Our results analyzed that MST, ASCT and CSA were all acceptable options for favorable and intermediate risk AML patients as post-remission treatment. However, what option is the optimal for different individuals as post-remission regimen? Guo et al first reported that MST increased the 2-year OS rate from 11–39% in older patients with AML, then a long term follow-up study showed that LFS and OS rates were 84.4% and 89.5% in low risk AML patients treated with MST as post-remission consolidation. Particularly in older AML patients, MST achieved a high CR rate and 1-year OS. Moreover, in recent years, MST for refractory secondary AML and the immunomodulatory agent lenlidomide combined with MST for AML have been reported[25, 26]. Compare to HLA-matched sibling donor (MSD) transplantetion, OS and LFS of MST were inferior to MSD transplantation for favorable and intermediate risk AML patients in CR1. Our results indicated that MST as post-remission treatment may be suitable for elderly patients and younger patients without an available donor for allo-HSCT suffered favorable and intermediate risk AML in CR1. The potential mechanisms of MST were direct cytotoxicity mediated by transferred alloreactine or tumor-speicific donor cells, rejection of donor cells and concomitant cytokine release, and donor CD4 + cells enhanced host cytotoxic T cells responses[5, 21, 28–31]. Nevertheless, the precise mechnism of MST remains unclear so far. Prospective randomized controlled design with large samples and basic experiments for mechanism of MST need to be further investigated. Reseachs in recent years have showed that ASCT is the acceptable option for post-remission treatment with favorable and intermediate risk AML in CR1, especially for favorable risk patients. Compared to ASCT, allo-HSCT should be the preferred post-remission strategy for intermediate risk AML patients[20, 32–34]. Furthermore, it was reported that the regimen of repeated courses of HiDAC and idarubicin with limited autologous CD34 positive peripheral blood stem cell support was proved feasible and effective in non-high risk AML patients. Therefore, ASCT should be used as post-remission treatment for younger AML patients in CR1 with favorable risk and intermediate risk in the absence of an available donor, whose MRD were negative. However, the limitations of our study were the small samples size and not the prospective randomized controlled study.

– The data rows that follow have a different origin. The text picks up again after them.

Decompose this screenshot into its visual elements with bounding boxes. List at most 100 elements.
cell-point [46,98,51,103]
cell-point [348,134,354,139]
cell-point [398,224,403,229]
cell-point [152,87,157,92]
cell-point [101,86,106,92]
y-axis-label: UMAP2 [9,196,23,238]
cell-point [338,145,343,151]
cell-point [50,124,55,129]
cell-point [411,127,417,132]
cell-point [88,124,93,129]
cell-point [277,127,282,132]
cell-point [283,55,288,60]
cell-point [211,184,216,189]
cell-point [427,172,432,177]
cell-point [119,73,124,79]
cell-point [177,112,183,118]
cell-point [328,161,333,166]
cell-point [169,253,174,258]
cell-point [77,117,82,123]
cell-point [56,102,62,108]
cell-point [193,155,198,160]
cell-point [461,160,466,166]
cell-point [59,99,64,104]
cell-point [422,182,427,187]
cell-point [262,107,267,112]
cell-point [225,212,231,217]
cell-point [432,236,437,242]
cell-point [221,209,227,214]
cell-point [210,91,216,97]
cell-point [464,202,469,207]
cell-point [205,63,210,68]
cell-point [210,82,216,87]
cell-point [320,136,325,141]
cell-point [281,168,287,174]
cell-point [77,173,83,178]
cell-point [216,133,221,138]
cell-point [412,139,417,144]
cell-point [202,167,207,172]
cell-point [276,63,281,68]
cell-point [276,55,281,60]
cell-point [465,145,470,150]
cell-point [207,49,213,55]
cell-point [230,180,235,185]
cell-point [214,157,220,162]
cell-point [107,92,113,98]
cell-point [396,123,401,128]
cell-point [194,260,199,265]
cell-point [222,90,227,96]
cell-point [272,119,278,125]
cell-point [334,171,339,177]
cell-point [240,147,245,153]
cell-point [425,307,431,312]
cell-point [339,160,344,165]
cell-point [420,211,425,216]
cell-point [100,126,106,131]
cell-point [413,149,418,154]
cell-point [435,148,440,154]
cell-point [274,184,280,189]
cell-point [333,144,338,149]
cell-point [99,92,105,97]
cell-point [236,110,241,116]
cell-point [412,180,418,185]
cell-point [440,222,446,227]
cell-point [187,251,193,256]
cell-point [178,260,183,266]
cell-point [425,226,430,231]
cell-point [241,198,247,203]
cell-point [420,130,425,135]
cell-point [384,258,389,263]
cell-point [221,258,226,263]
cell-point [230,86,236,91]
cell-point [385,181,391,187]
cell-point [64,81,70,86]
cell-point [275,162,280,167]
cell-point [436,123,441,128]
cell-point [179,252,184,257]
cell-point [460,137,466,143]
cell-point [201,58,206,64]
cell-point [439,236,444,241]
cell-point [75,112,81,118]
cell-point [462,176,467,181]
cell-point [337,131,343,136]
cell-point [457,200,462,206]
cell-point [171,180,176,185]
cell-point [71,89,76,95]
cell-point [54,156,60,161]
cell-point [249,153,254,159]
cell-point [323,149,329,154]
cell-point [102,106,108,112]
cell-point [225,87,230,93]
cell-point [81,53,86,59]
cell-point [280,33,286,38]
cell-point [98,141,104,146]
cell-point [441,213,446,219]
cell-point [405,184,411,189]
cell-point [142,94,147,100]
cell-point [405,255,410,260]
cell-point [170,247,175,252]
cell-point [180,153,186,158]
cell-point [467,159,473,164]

In conclusion, MST could not only improve the prognosis of the elderly but also prolong the OS and RFS of favorable or intermediate risk patients ≤ 60 years. MST, ASCT and CSA were all acceptable options for favorable and intermediate risk AML patients as post-remission treatment. MST is more suitable for elderly patients and younger patients without an available donor suffered favorable and intermediate risk AML in CR1, and ASCT is the preferred stragegy for younger favorable risk AML patients in CR1 with MRD negative. Further investigations need to be comfirmed the conclusion.